Employer Branding

World's top companies pledge net zero, only deliver 40% : Report

A recent corporate climate responsibility report says the world’s largest companies have largely failed their climate pledge test due to lack of clear net-zero targets and limited commitments to reduce emissions.

“The top 25 climate pledges of the world’s largest companies actually only commit to reducing their emissions by 40% on average, not 100% as their “net zero” and “carbon neutral” claims suggest,” says the Corporate Climate Responsibility Monitor 2022, conducted by the NewClimate Institute in collaboration with Carbon Market Watch.

It evaluates 25 major companies, operating across sectors and geographies, for the transparency and integrity of their core climate commitments.

As per the report, only one company’s net-zero commitment was assessed as having “reasonable integrity”; three with “moderate”, 10 with “low” and the remaining 12 were rated as having “very low” integrity.

The main commitments of only three of the 25 companies (Maersk, Vodafone and Deutsche Telekom) clearly commit to a deep decarbonisation of more than 90% of the emissions of their entire value chain. At least five of the companies would only reduce their emissions by less than 15%, often excluding emissions upstream or downstream of their value chain.

The 13 companies that have backed their net-zero emissions pledges with explicit emission reduction commitments commit, on average, to reduce emissions across their entire value chain from 2019 by just 40%. The other 12 have no specific emission reduction commitments for their net zero target year.

The report highlighted that major climate promises from companies require detailed evaluation and, in most cases, cannot be taken at face value.

For the minority of the 25 companies assessed, their headline commitments serve as a useful long-term vision and are supported by specific short-term emission reduction targets. While none of the promises have a high degree of integrity overall, Maersk came out on top, with reasonable integrity, followed by Apple, Sony and Vodafone with moderate integrity.

However, most companies with net-zero emissions or carbon neutrality commitments fail to set ambitious targets.

Overall, the analysis finds that top promises from Amazon, Deutsche Telekom, Enel, GlaxoSmithKline, Google, Hitachi, IKEA, Vale, Volkswagen and Walmart have low integrity and those from Accenture, BMW Group, Carrefour, CVS Health, Deutsche Post DHL , E .ON SE, JBS, Nestlé, Novartis, Saint-Gobain and Unilever have very low integrity.

“Many company promises are undermined by controversial plans to cut emissions elsewhere, hidden critical information and accounting tricks,” the report said.

“We set out to uncover as many replicable good practices as possible, but were frankly surprised and disappointed by the overall integrity of the companies’ claims,” said Thomas Day of the NewClimate Institute, lead author of the study.

“As pressure mounts on companies to act on climate change, their ambitious-sounding headlines often lack real substance, potentially misleading both consumers and the regulators who are critical in guiding their action. strategic direction.

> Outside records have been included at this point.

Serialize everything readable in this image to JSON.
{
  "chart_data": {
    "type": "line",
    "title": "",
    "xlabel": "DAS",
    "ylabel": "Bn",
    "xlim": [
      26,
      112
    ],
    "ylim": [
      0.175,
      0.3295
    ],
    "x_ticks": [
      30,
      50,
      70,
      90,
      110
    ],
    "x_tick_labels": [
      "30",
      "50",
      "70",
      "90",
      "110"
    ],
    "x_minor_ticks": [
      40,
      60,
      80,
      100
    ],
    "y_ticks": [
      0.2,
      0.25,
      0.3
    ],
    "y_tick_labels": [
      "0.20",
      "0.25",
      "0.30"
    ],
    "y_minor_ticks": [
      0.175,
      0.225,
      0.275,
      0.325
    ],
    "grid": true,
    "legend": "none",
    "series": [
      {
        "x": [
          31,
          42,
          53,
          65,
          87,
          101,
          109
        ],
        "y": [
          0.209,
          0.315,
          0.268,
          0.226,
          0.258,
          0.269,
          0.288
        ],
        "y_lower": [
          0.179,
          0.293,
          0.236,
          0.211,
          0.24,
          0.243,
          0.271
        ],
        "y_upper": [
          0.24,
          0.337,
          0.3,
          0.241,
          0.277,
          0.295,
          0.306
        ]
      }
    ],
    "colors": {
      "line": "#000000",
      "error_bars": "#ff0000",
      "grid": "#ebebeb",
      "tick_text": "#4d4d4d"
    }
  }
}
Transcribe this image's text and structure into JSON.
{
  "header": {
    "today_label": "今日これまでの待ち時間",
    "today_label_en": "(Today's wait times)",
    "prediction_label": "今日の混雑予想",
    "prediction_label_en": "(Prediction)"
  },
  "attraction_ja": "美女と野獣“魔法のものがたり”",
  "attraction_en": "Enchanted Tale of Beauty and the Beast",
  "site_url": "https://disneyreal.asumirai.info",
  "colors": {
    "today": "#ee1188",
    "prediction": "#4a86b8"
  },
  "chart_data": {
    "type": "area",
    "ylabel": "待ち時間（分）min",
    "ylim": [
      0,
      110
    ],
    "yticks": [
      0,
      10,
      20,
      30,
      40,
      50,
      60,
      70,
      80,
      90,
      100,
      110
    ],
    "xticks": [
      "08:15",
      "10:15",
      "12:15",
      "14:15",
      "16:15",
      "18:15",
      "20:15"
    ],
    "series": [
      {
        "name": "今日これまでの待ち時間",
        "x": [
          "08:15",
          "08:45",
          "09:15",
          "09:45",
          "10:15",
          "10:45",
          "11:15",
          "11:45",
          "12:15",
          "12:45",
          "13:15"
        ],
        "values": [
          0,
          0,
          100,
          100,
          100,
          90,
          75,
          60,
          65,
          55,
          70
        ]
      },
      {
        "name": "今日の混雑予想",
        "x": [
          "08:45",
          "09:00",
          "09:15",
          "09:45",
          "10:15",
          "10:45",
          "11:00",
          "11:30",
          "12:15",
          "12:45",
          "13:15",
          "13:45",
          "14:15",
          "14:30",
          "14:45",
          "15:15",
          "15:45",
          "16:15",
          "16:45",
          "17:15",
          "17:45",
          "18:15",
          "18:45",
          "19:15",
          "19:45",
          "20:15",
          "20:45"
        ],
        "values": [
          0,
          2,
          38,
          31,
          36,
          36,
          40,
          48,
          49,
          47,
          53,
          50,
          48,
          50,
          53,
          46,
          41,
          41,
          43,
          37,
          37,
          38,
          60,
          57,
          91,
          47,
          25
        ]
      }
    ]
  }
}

Even companies that are doing relatively well are exaggerating their actions,” he added.

“Misleading business advertisements have a real impact on consumers and policymakers. They deceive us into believing that these companies are taking sufficient measures, when the reality is far from it.” said Gilles Dufrasne of Carbon Market Watch.

Dufrasne said that without more regulation, this will continue. “We need governments and regulators to step up and stop this greenwashing trend,” he added.

Promising examples of climate leadership were also identified. Google is developing innovative tools to purchase high-quality renewable energy in real time; this is being picked up by other companies. Maersk and Deutsche Post are making significant investments in decarbonisation technologies for transport and logistics. There is still ample potential for companies to replicate and extend these emerging best practices.